The operator of the nation’s largest power grid is urging New Jersey to consider a regional solution to bolstering the economics of the state’s nuclear industry, an approach so far ignored by legislators.
In a letter delivered to the chairman of the Senate Environment and Energy Committee, PJM Interconnection urged policymakers to consider a regional approach rather than having the state act on its own, an approach being touted by Public Service Enterprise Group.
The proposal, likely to be fast-tracked in the remaining sessions of the lame-duck Legislature, is pitting the company, the operator of three nuclear units, against consumer advocates, other business interests, and environmentalists over whether the plants needs lucrative subsidies to remain open.
The subsidies likely would be paid by utility customers, and could end up costing ratepayers billions of dollars over a decade if the state follows similar programs enacted by New York and Illinois to rescue its nuclear sector.
Even though no bill has been introduced, prospects appeared to grow for legislative action when Gov.

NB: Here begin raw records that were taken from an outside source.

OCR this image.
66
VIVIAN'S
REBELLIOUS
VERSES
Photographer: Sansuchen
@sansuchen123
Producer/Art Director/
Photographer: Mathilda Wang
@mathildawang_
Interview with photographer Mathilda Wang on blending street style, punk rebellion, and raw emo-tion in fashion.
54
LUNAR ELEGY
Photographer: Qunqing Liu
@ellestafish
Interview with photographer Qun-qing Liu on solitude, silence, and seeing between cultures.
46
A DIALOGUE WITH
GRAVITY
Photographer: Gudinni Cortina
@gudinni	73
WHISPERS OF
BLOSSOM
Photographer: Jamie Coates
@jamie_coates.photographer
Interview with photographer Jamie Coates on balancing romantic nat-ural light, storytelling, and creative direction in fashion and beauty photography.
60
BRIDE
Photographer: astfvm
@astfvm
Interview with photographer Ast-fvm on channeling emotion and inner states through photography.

Chris Christie last week signaled he would sign a bill supporting the sector — provided it was not loaded up with other costs for other environmental programs.
PJM urges caution
PJM’s letter urged caution, a strategy frequently voiced by foes of the concept. They argue the company has yet to demonstrate subsidies are needed and should wait and see what approach is taken by the grid operator to enhance the plants’ revenues, or other alternatives advanced by the federal government.

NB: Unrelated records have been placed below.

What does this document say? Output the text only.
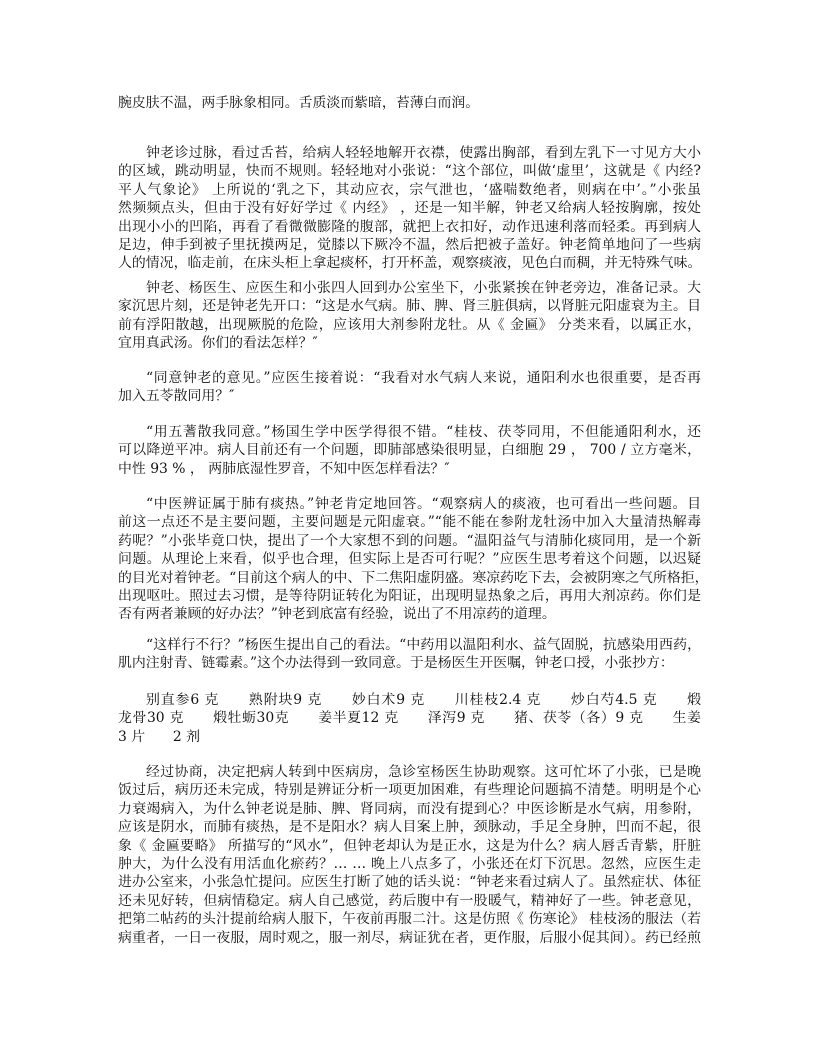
腕皮肤不温，两手脉象相同。舌质淡而紫暗，苔薄白而润。
钟老诊过脉，看过舌苔，给病人轻轻地解开衣襟，使露出胸部，看到左乳下一寸见方大小
的区域，跳动明显，快而不规则。轻轻地对小张说：“这个部位，叫做‘虚里’，这就是《 内经?
平人气象论》 上所说的‘乳之下，其动应衣，宗气泄也，‘盛喘数绝者，则病在中’。”小张虽
然频频点头，但由于没有好好学过《 内经》 ，还是一知半解，钟老又给病人轻按胸廓，按处
出现小小的凹陷，再看了看微微膨隆的腹部，就把上衣扣好，动作迅速利落而轻柔。再到病人
足边，伸手到被子里抚摸两足，觉膝以下厥冷不温，然后把被子盖好。钟老简单地问了一些病
人的情况，临走前，在床头柜上拿起痰杯，打开杯盖，观察痰液，见色白而稠，并无特殊气味。
钟老、杨医生、应医生和小张四人回到办公室坐下，小张紧挨在钟老旁边，准备记录。大
家沉思片刻，还是钟老先开口：“这是水气病。肺、脾、肾三脏俱病，以肾脏元阳虚衰为主。目
前有浮阳散越，出现厥脱的危险，应该用大剂参附龙牡。从《 金匾》 分类来看，以属正水，
宜用真武汤。你们的看法怎样？″
“同意钟老的意见。”应医生接着说：“我看对水气病人来说，通阳利水也很重要，是否再
加入五苓散同用？″
“用五蓍散我同意。”杨国生学中医学得很不错。“桂枝、茯苓同用，不但能通阳利水，还
可以降逆平冲。病人目前还有一个问题，即肺部感染很明显，白细胞 29 ， 700 / 立方毫米，
中性 93 % ， 两肺底湿性罗音，不知中医怎样看法？″
“中医辨证属于肺有痰热。”钟老肯定地回答。“观察病人的痰液，也可看出一些问题。目
前这一点还不是主要问题，主要问题是元阳虚衰。”“能不能在参附龙牡汤中加入大量清热解毒
药呢？”小张毕竟口快，提出了一个大家想不到的问题。“温阳益气与清肺化痰同用，是一个新
问题。从理论上来看，似乎也合理，但实际上是否可行呢？”应医生思考着这个问题，以迟疑
的目光对着钟老。“目前这个病人的中、下二焦阳虚阴盛。寒凉药吃下去，会被阴寒之气所格拒，
出现呕吐。照过去习惯，是等待阴证转化为阳证，出现明显热象之后，再用大剂凉药。你们是
否有两者兼顾的好办法？”钟老到底富有经验，说出了不用凉药的道理。
“这样行不行？”杨医生提出自己的看法。“中药用以温阳利水、益气固脱，抗感染用西药，
肌内注射青、链霉素。”这个办法得到一致同意。于是杨医生开医嘱，钟老口授，小张抄方：
别直参6 克　　熟附块9 克　　妙白术9 克　　川桂枝2.4 克　　炒白芍4.5 克　　煅
龙骨30 克　　煅牡蛎30克　　姜半夏12 克　　泽泻9 克　　猪、茯苓（各）9 克　　生姜
3 片　　2 剂
经过协商，决定把病人转到中医病房，急诊室杨医生协助观察。这可忙坏了小张，已是晚
饭过后，病历还未完成，特别是辨证分析一项更加困难，有些理论问题搞不清楚。明明是个心
力衰竭病入，为什么钟老说是肺、脾、肾同病，而没有提到心？中医诊断是水气病，用参附，
应该是阴水，而肺有痰热，是不是阳水？病人目案上肿，颈脉动，手足全身肿，凹而不起，很
象《 金匾要略》 所描写的“风水”，但钟老却认为是正水，这是为什么？病人唇舌青紫，肝脏
肿大，为什么没有用活血化瘀药？… … 晚上八点多了，小张还在灯下沉思。忽然，应医生走
进办公室来，小张急忙提问。应医生打断了她的话头说：“钟老来看过病人了。虽然症状、体征
还未见好转，但病情稳定。病人自己感觉，药后腹中有一股暖气，精神好了一些。钟老意见，
把第二帖药的头汁提前给病人服下，午夜前再服二汁。这是仿照《 伤寒论》 桂枝汤的服法（若
病重者，一日一夜服，周时观之，服一剂尽，病证犹在者，更作服，后服小促其间）。药已经煎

PSEG has told lawmakers the plants could turn unprofitable within two years. It contends the units are not being fairly valued for providing fuel diversity to bolster reliance of the power grid, or for being a carbon-free source of electricity.
In its letter, PJM notes it already has provided enhancements that have provided benefits to owners of power plants and others are under consideration for units within the power grid. The power grid is reliable and will continue to be so in the future, according to the letter.
PJM also argued its proposed changes in energy pricing will provide additional incentives to power suppliers to more accurately reflect their costs. Much of the power sector is facing steep economic challenges as energy prices have fallen because of plentiful and cheaper supplies of natural gas.
If the state opts to wait for a regional solution, it has the benefit of spreading the cost of any financial incentives for the plants to the entire region, not just New Jersey electric customers.
The grid operator noted the changes occurring in the industry, but added “New Jersey need not address these challenges in a vacuum.’’ It argued being located within PJM, allows for solutions that can enhance the state’s policy priorities.
No skin in the game
Opponents of the subsidies welcomed the PJM letter, noting that the grid operator is an independent entity and has no ‘’financial skin’’ in the game.
“It completely undermines the self-serving arguments that PSEG presented at the recent joint (legislative) hearing to justify a multibillion-dollar subsidy scheme, the details of which remain secret,’’ said John Sheik, president and CEO of the Electric Power Supply Association, an industry trade group.
The Legislature has sessions scheduled today and Thursday, but so far no hearings on any legislation have been announced publicly.